1124

Case No. 16,311.

UNITED STATES v. SLACUM.

[1 Cranch, C. C. 485.]1

Circuit Court, District of Columbia.

July Term, 1808.

CRIMINAL LAW—STATUTE OF LIMITATIONS—ASSAULT AND BATTERY.

1. The act of congress of April 30, 1790, § 32 [1 Stat. 112], which limits the prosecution of offences not capital to two years, applies to cases of assault and battery at common law in the District of Columbia.

[Cited in U. S. v. Six Fermenting Tubs, Case No. 16,296.]

2. The finding of an informal presentment is not the finding or instituting of the indictment, so as to take the case out of the statute.

Indictment for assault and battery. The defendant pleaded the act of congress of April, 1790 (1 Stat 112), by which prosecutions are limited to two years, after the offence committed. Replication that a presentment was found for the offence within the two years. General demurrer.

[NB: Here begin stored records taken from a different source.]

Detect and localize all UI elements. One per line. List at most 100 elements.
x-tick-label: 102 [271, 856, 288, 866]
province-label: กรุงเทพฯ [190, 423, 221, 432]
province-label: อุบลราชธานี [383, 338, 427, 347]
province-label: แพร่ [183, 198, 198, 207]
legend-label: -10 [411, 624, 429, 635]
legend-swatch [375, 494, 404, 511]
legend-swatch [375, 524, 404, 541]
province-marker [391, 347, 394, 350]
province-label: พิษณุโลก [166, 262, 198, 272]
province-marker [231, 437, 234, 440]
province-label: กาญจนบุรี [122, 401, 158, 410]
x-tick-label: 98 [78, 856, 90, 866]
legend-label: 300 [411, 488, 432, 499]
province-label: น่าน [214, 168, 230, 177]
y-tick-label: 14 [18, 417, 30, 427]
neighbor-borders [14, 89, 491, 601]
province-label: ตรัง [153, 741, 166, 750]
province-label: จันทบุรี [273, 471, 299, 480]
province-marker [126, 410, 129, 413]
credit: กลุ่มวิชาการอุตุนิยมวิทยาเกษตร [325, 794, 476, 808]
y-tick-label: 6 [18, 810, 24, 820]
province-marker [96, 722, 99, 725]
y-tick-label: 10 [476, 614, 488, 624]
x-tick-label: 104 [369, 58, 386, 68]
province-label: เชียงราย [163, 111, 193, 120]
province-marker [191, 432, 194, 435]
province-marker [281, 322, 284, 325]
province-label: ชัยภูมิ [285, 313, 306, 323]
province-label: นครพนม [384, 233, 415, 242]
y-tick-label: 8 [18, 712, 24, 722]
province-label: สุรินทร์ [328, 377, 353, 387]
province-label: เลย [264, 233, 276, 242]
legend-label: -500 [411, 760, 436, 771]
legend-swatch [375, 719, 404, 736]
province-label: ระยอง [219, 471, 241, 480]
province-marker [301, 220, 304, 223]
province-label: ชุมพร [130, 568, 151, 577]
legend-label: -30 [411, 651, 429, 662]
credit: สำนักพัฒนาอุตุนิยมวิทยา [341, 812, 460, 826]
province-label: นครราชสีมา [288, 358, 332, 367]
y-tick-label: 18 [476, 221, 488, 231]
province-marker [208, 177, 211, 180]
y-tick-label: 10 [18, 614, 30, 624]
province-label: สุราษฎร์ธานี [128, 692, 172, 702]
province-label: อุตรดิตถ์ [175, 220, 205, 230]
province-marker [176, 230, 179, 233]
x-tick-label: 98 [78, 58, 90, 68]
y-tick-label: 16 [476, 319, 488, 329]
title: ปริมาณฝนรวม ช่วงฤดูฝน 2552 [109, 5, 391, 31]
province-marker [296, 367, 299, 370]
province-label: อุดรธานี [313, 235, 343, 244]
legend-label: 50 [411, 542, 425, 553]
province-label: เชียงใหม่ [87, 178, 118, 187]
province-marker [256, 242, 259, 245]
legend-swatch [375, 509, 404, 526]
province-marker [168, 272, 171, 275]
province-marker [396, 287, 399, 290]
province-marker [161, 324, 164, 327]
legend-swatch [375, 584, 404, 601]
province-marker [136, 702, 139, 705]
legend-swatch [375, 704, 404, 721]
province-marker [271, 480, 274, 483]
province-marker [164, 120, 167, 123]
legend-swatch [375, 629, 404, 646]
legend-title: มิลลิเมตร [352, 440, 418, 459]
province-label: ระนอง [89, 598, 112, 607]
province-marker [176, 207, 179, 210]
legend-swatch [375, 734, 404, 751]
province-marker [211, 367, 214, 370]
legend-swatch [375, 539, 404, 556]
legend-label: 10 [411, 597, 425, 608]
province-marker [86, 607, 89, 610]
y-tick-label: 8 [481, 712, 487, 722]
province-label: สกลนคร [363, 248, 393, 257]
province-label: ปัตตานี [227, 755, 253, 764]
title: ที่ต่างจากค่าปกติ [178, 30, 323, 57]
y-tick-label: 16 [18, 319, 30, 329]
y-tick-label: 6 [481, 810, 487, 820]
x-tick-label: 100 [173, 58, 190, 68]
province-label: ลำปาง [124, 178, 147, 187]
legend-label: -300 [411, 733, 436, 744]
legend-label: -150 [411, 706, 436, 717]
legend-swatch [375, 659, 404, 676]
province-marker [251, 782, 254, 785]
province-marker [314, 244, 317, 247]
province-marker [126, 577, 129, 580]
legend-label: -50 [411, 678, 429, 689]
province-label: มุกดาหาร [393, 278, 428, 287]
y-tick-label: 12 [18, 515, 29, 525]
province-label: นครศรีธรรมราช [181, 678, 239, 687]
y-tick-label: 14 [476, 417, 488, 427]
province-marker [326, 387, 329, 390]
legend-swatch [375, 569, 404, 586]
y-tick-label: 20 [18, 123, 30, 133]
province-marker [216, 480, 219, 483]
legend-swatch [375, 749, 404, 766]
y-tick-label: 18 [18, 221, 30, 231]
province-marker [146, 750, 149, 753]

Mr. Swann, for defendant. The words of the act are: “Nor shall any person be prosecuted, 1125tried, or punished for any offence not capital, nor for any fine or forfeiture under any penal statute, unless the indictment or information for the same shall be found or instituted within two years from the time of committing the offence, or incurring the fine or forfeiture aforesaid.” The supreme court of the United States, in the case of Adams v. Wood. 2 Cranch [6 U. S.] 336, decided that the statute was a bar to all kinds of prosecution and for offences created by acts of congress since 1790.

Mr. Jones, U. S. Atty. for the District of Columbia, contended that the act of congress applies only to offences created by acts of congress, not to cases of assault and battery at common law. At the time of passing the act of limitation, there were no crimes against the United States, but statutory crimes. “Instituting” an indictment, is as appropriate as “finding” an indictment. The presentment was the institution of the indictment. A presentment is tantamount to an indictment. An indictment is only a specification of a presentment. “Instituted” is a broader term than “found.”

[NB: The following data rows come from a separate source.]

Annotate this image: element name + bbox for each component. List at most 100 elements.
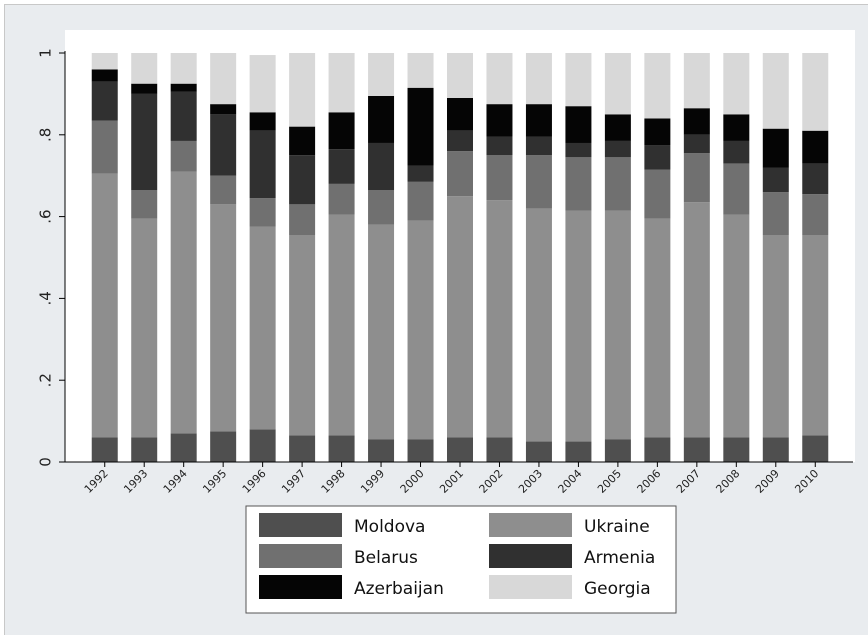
legend-label-azerbaijan: Azerbaijan bbox=[354, 579, 444, 599]
bar-georgia-2010 bbox=[802, 53, 829, 131]
bar-georgia-1996 bbox=[249, 55, 276, 113]
bar-ukraine-2003 bbox=[525, 208, 552, 442]
bar-azerbaijan-1998 bbox=[328, 112, 355, 150]
bar-moldova-2010 bbox=[802, 435, 829, 462]
bar-azerbaijan-1995 bbox=[210, 104, 237, 115]
bar-ukraine-2002 bbox=[486, 200, 513, 438]
x-tick-label: 1994 bbox=[161, 467, 190, 496]
bar-belarus-2007 bbox=[683, 153, 710, 203]
x-tick-label: 2006 bbox=[634, 467, 663, 496]
bar-belarus-1997 bbox=[289, 204, 316, 235]
bar-ukraine-1999 bbox=[368, 224, 395, 440]
bar-georgia-1994 bbox=[170, 53, 197, 84]
legend-label-belarus: Belarus bbox=[354, 548, 418, 568]
x-tick-label: 1995 bbox=[200, 467, 229, 496]
legend-swatch-belarus bbox=[259, 544, 342, 568]
bar-armenia-2008 bbox=[723, 140, 750, 164]
bar-azerbaijan-1999 bbox=[368, 95, 395, 143]
bar-armenia-1999 bbox=[368, 142, 395, 191]
bar-moldova-2004 bbox=[565, 441, 592, 462]
bar-georgia-2008 bbox=[723, 53, 750, 115]
bar-azerbaijan-2003 bbox=[525, 104, 552, 137]
bar-belarus-2008 bbox=[723, 163, 750, 215]
y-tick-label: .6 bbox=[37, 209, 55, 223]
bar-ukraine-2000 bbox=[407, 220, 434, 440]
bar-armenia-2006 bbox=[644, 145, 671, 170]
bar-belarus-1995 bbox=[210, 175, 237, 205]
bar-belarus-2004 bbox=[565, 157, 592, 211]
bar-moldova-1994 bbox=[170, 433, 197, 462]
bar-armenia-1993 bbox=[131, 93, 158, 191]
bar-belarus-2010 bbox=[802, 194, 829, 236]
bar-georgia-1998 bbox=[328, 53, 355, 113]
x-axis: 1992 1993 1994 1995 1996 1997 1998 1999 2000 2001… bbox=[65, 461, 853, 496]
bar-armenia-2007 bbox=[683, 134, 710, 154]
bar-azerbaijan-2004 bbox=[565, 106, 592, 143]
bar-georgia-1995 bbox=[210, 53, 237, 105]
bar-ukraine-2010 bbox=[802, 235, 829, 436]
bar-georgia-1999 bbox=[368, 53, 395, 96]
bar-armenia-1996 bbox=[249, 130, 276, 199]
bar-belarus-1996 bbox=[249, 198, 276, 227]
bar-armenia-2005 bbox=[604, 140, 631, 158]
bar-azerbaijan-2010 bbox=[802, 130, 829, 164]
legend-label-georgia: Georgia bbox=[584, 579, 651, 599]
bar-georgia-2000 bbox=[407, 53, 434, 88]
bar-moldova-1997 bbox=[289, 435, 316, 462]
bar-moldova-2006 bbox=[644, 437, 671, 462]
legend-label-moldova: Moldova bbox=[354, 517, 425, 537]
x-tick-label: 2002 bbox=[477, 467, 506, 496]
bar-azerbaijan-2001 bbox=[447, 97, 473, 131]
bar-georgia-2002 bbox=[486, 53, 513, 105]
bar-moldova-1992 bbox=[91, 437, 118, 462]
bar-ukraine-1994 bbox=[170, 171, 197, 434]
legend-swatch-azerbaijan bbox=[259, 575, 342, 599]
bar-moldova-2002 bbox=[486, 437, 513, 462]
bar-azerbaijan-2009 bbox=[762, 128, 789, 168]
x-tick-label: 2009 bbox=[753, 467, 782, 496]
legend-swatch-ukraine bbox=[489, 513, 572, 537]
x-tick-label: 2008 bbox=[713, 467, 742, 496]
bar-georgia-1997 bbox=[289, 53, 316, 127]
bar-ukraine-1995 bbox=[210, 204, 237, 432]
bar-armenia-2002 bbox=[486, 136, 513, 156]
legend: Moldova Ukraine Belarus Armenia Azerbaijan Ge… bbox=[245, 505, 677, 614]
bar-armenia-1992 bbox=[91, 81, 118, 121]
bar-armenia-1995 bbox=[210, 114, 237, 176]
bar-belarus-2002 bbox=[486, 155, 513, 201]
bar-belarus-1994 bbox=[170, 140, 197, 172]
x-tick-label: 2004 bbox=[556, 467, 585, 496]
y-tick-label: 1 bbox=[37, 48, 55, 58]
bar-ukraine-2004 bbox=[565, 210, 592, 442]
bar-azerbaijan-2005 bbox=[604, 114, 631, 141]
bar-moldova-2003 bbox=[525, 441, 552, 462]
bar-azerbaijan-1994 bbox=[170, 83, 197, 92]
x-tick-label: 1993 bbox=[121, 467, 150, 496]
y-tick-label: .4 bbox=[37, 291, 55, 305]
bar-azerbaijan-1996 bbox=[249, 112, 276, 131]
bar-moldova-1999 bbox=[368, 439, 395, 462]
bar-armenia-2000 bbox=[407, 165, 434, 182]
bar-georgia-1993 bbox=[131, 53, 158, 84]
bar-armenia-1998 bbox=[328, 149, 355, 184]
x-tick-label: 2001 bbox=[437, 467, 466, 496]
bar-belarus-1999 bbox=[368, 190, 395, 225]
bar-belarus-1998 bbox=[328, 183, 355, 215]
x-tick-label: 2005 bbox=[595, 467, 624, 496]
legend-swatch-georgia bbox=[489, 575, 572, 599]
bar-moldova-2001 bbox=[447, 437, 473, 462]
legend-swatch-armenia bbox=[489, 544, 572, 568]
bar-ukraine-1992 bbox=[91, 173, 118, 438]
x-tick-label: 2010 bbox=[792, 467, 821, 496]
bar-azerbaijan-2000 bbox=[407, 87, 434, 166]
bar-armenia-2004 bbox=[565, 142, 592, 158]
bar-azerbaijan-1992 bbox=[91, 69, 118, 82]
bar-ukraine-2006 bbox=[644, 218, 671, 438]
bar-georgia-2009 bbox=[762, 53, 789, 129]
bar-azerbaijan-2006 bbox=[644, 118, 671, 146]
bar-ukraine-1993 bbox=[131, 218, 158, 438]
bar-ukraine-2005 bbox=[604, 210, 631, 440]
bar-azerbaijan-2008 bbox=[723, 114, 750, 141]
bar-ukraine-2001 bbox=[447, 196, 473, 438]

Mr. Swann, in reply. The general acts of congress apply to this district, unless repugnant to the adopted laws of Virginia. Assault and battery is included in the act of congress, and is within the reason of the cases mentioned in the act. If an informal presentment of a grand jury may be said to be the institution of an indictment, the act might be completely evaded.

THE COURT (DUCKETT, Circuit Judge, absent) was of opinion that the act of congress applied to cases of assault and battery; that the finding of a previous presentment was not the finding nor institution of the indictment; that the act of congress was a good bar to the prosecution; and that therefore the replication was bad.